On February 24, the regulator announced a review of its 2010 guidance on climate-related disclosure, examining whether companies are complying with its original guidance. The review will also "absorb critical lessons on how the market is currently managing climate-related risks," and as part of this initiative, the regulator is establishing a task force to identify material gaps and omissions in ESG-related disclosure.
The review was announced in tandem with demands for "enhanced public ESG-related disclosures" and the prioritizing of ESG integration by the SEC from the Global Financial Markets Center at Duke Law, in a report published February 24 and subject to a hearing the following day.
Investors have also written to the SEC, calling for a review of which issues may be deemed material to investors. On January 26, a group of investors wrote to SEC acting chair, Allison Herren Lee, requesting the no-action process be revised to allow investors greater latitude to engage with sustainability concerns. Investors expressed concern with the "radical new limitations" placed upon shareholder proposals since the implementation of the no-action process, suggesting the process has evolved into a system that excludes proposals worthy of "priority attention" under the guise of "micromanaging [a] company." (I wrote about no-action relief in greater detail last week here).
Alterations Would Require A New Commission Vote
While the SEC’s recent commitment to a policy review has been praised by investors, which consider such disclosure as essential to improving decision-making, Republican SEC Commissioners Elad Roisman and Hester Peirce have warned any significant alterations "would require a new commission vote."
"We assume that the new initiative is simply a continuation of the work the staff has been doing for more than a decade and not a program to assess public filers’ disclosure against any new standards or expectations," Roisman and Peirce’s statement suggests.
Climate risk isn’t the only issue that may be subject to potential revisions going forward. Gary Gensler, President Biden’s pick to chair the SEC, indicated in a nomination hearing before the Senate Banking Committee on March 2 that the regulator may make disclosure of political spending, climate risk, and workforce diversity data mandatory.
Political Spending Disclosures
Gensler noted that shareholder activists have been pushing companies to disclose their political spending for many years, an effort that has gained further urgency in the wake of the January 6 storming of the Capitol building, and the subsequent decision by many companies to pause all political action committee (PAC) contributions.
"It’s about investors making a choice about what’s significant or material," said Gensler in the nomination hearing. Investors "want to see what the companies they own are doing in the political arena. So, if confirmed, it is something that I think the commission should consider, in light of the strong investor interest."
That makes disclosure one significant win for ESG-loving investors. But the commission is also planning to beef up its enforcement processes and may be less concerned about shareholders of individual companies. In a speech to the Council of Institutional Investors’ Spring Conference on March 9, SEC Commissioner Caroline Crenshaw emphasized the "vigorous reinforcement" required by its policies.

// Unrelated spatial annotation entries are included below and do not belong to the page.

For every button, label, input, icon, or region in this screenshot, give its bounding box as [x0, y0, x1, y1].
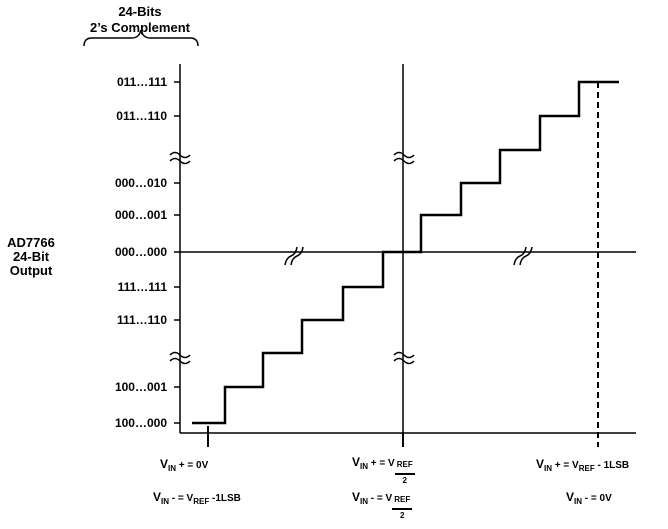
- zero-axis-break-marks: [284, 246, 533, 266]
- code-label: 100…000: [114, 416, 167, 430]
- code-label: 011…111: [116, 75, 167, 89]
- code-format-header-line1: 24-Bits: [118, 4, 162, 19]
- code-label: 011…110: [116, 109, 167, 123]
- center-axis-break-marks: [393, 151, 415, 365]
- code-label: 000…010: [114, 176, 167, 190]
- code-label: 111…111: [117, 280, 167, 294]
- x-label-right-vin-minus: VIN - = 0V: [566, 490, 612, 506]
- x-label-mid-vin-minus: VIN - = V REF 2: [352, 490, 413, 520]
- x-ticks: [207, 426, 404, 447]
- y-axis-title-line1: AD7766: [7, 235, 55, 250]
- left-axis-break-marks: [169, 151, 191, 365]
- code-label: 100…001: [114, 380, 167, 394]
- code-label: 000…000: [114, 245, 167, 259]
- staircase-transfer-curve: [192, 80, 619, 425]
- code-format-header-line2: 2’s Complement: [90, 20, 190, 35]
- x-label-left-vin-minus: VIN - = VREF -1LSB: [153, 490, 241, 506]
- x-label-right-vin-plus: VIN + = VREF - 1LSB: [536, 457, 630, 473]
- code-label: 111…110: [116, 313, 167, 327]
- header-brace: [83, 29, 199, 47]
- x-label-mid-vin-plus: VIN + = V REF 2: [352, 455, 415, 485]
- y-axis-title-line3: Output: [9, 263, 53, 278]
- y-ticks: [174, 81, 180, 424]
- code-label: 000…001: [114, 208, 167, 222]
- y-axis-title-line2: 24-Bit: [12, 249, 50, 264]
- x-label-left-vin-plus: VIN + = 0V: [160, 457, 209, 473]
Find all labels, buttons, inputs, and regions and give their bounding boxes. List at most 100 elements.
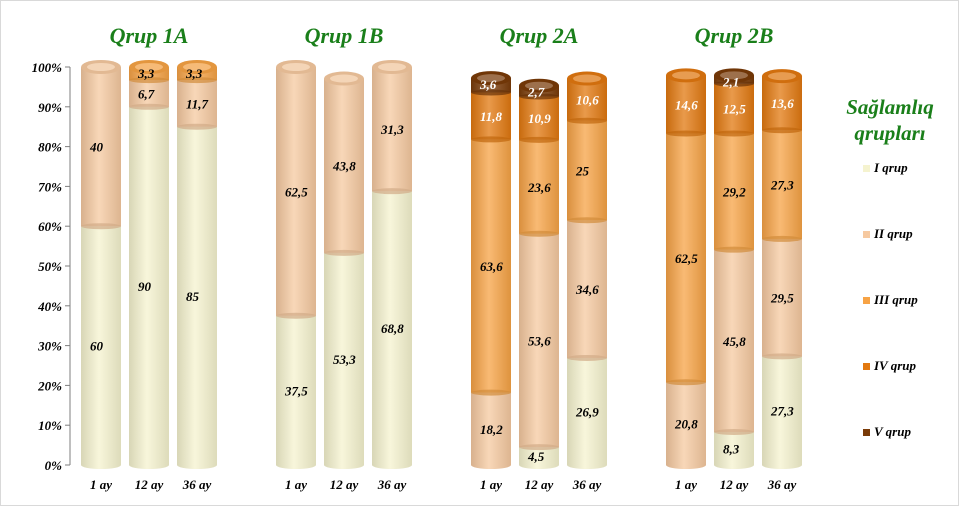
bar-segment [519,139,559,234]
bar-segment [762,238,802,357]
group-title: Qrup 2B [695,23,774,48]
segment-edge [471,136,511,143]
data-label: 45,8 [722,334,746,349]
data-label: 29,5 [770,291,794,306]
y-tick-label: 10% [38,418,62,433]
data-label: 8,3 [723,441,740,456]
bar-segment [324,252,364,465]
segment-edge [666,130,706,137]
group-titles: Qrup 1A Qrup 1B Qrup 2A Qrup 2B [110,23,774,48]
bar-top-highlight [330,74,358,83]
data-label: 11,8 [480,109,503,124]
y-tick-label: 70% [38,179,62,194]
bar-bottom-cap [129,461,169,469]
bar-segment [276,67,316,316]
y-axis: 0% 10% 20% 30% 40% 50% 60% 70% 80% 90% 100% [32,60,71,473]
legend-swatch [863,164,870,172]
bar-top-highlight [720,71,748,80]
data-label: 20,8 [674,417,698,432]
data-label: 31,3 [380,122,404,137]
bar-segment [762,130,802,239]
bar-segment [324,78,364,253]
segment-edge [519,230,559,237]
data-label: 6,7 [138,86,155,101]
x-tick-label: 36 ay [377,477,407,492]
bar-top-highlight [768,72,796,81]
data-label: 11,7 [186,96,209,111]
x-tick-label: 12 ay [135,477,164,492]
segment-edge [129,77,169,84]
bar-segment [519,233,559,448]
data-label: 43,8 [332,159,356,174]
bar-segment [714,83,754,134]
bar-segment [567,120,607,221]
legend-label: III qrup [874,292,918,307]
group-title: Qrup 1A [110,23,189,48]
bar-0-2: 85 11,7 3,3 [177,60,217,469]
bar-segment [519,96,559,140]
data-label: 90 [138,279,152,294]
data-label: 29,2 [722,185,746,200]
segment-edge [177,123,217,130]
legend-item: V qrup [863,424,911,440]
segment-edge [276,312,316,319]
legend-item: I qrup [863,160,908,176]
legend-swatch [863,230,870,238]
segment-edge [372,188,412,195]
bar-segment [177,126,217,465]
segment-edge [762,235,802,242]
bar-segment [762,356,802,465]
y-tick-label: 50% [38,259,62,274]
data-label: 2,1 [722,74,739,89]
bar-segment [177,80,217,127]
bar-bottom-cap [519,461,559,469]
bar-top-highlight [282,63,310,71]
data-label: 3,3 [137,66,155,81]
bar-segment [372,191,412,465]
y-tick-label: 40% [37,299,62,314]
legend-item: II qrup [863,226,913,242]
bars: 60 40 90 6,7 3,3 85 11,7 3,3 37,5 62,5 53,3 43,8 68,… [81,60,802,469]
data-label: 53,3 [333,352,356,367]
bar-segment [714,249,754,432]
bar-segment [276,315,316,465]
segment-edge [519,136,559,143]
data-label: 37,5 [284,383,308,398]
segment-edge [567,354,607,361]
data-label: 40 [89,140,104,155]
data-label: 25 [575,163,590,178]
bar-3-0: 20,8 62,5 14,6 [666,68,706,469]
y-tick-label: 60% [38,219,62,234]
segment-edge [324,249,364,256]
bar-bottom-cap [666,461,706,469]
data-label: 3,3 [185,66,203,81]
legend-swatch [863,296,870,304]
segment-edge [567,117,607,124]
bar-bottom-cap [471,461,511,469]
x-tick-label: 1 ay [480,477,502,492]
segment-edge [714,80,754,87]
bar-segment [567,220,607,358]
bar-segment [762,76,802,131]
data-label: 68,8 [381,321,404,336]
data-label: 53,6 [528,333,551,348]
legend-label: V qrup [874,424,911,439]
bar-segment [666,75,706,134]
legend-label: I qrup [874,160,908,175]
bar-bottom-cap [372,461,412,469]
legend-label: IV qrup [874,358,917,373]
bar-top-highlight [573,74,601,83]
y-tick-label: 30% [37,339,62,354]
data-label: 23,6 [527,180,551,195]
segment-edge [519,444,559,451]
bar-segment [129,106,169,466]
segment-edge [714,428,754,435]
bar-bottom-cap [324,461,364,469]
segment-edge [471,389,511,396]
x-tick-label: 36 ay [767,477,797,492]
legend-item: III qrup [863,292,918,308]
bar-segment [519,447,559,465]
bar-top-highlight [672,71,700,80]
bar-segment [81,67,121,227]
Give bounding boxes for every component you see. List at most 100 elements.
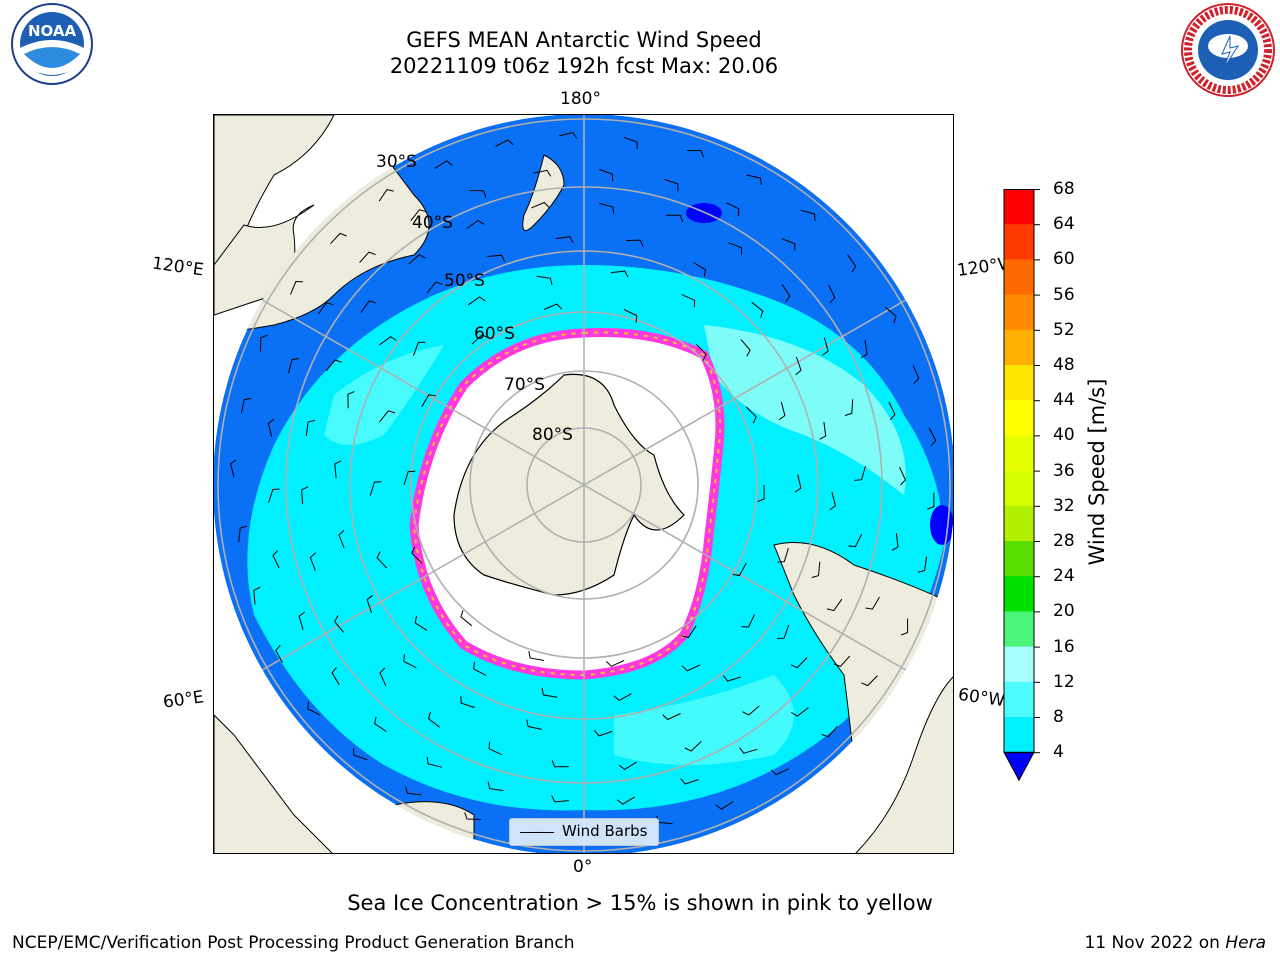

"If we are going to confront the novel issues today’s markets present and deter ever more complicated and hard to detect frauds, we must revisit our approach," the statement reads. "First, corporate penalties should be tied to the egregiousness of the actual misconduct – not just the benefit or impact on the shareholders. Second, the commission should not treat the presence or absence of a shareholder or corporate benefit as a threshold issue to imposing a penalty."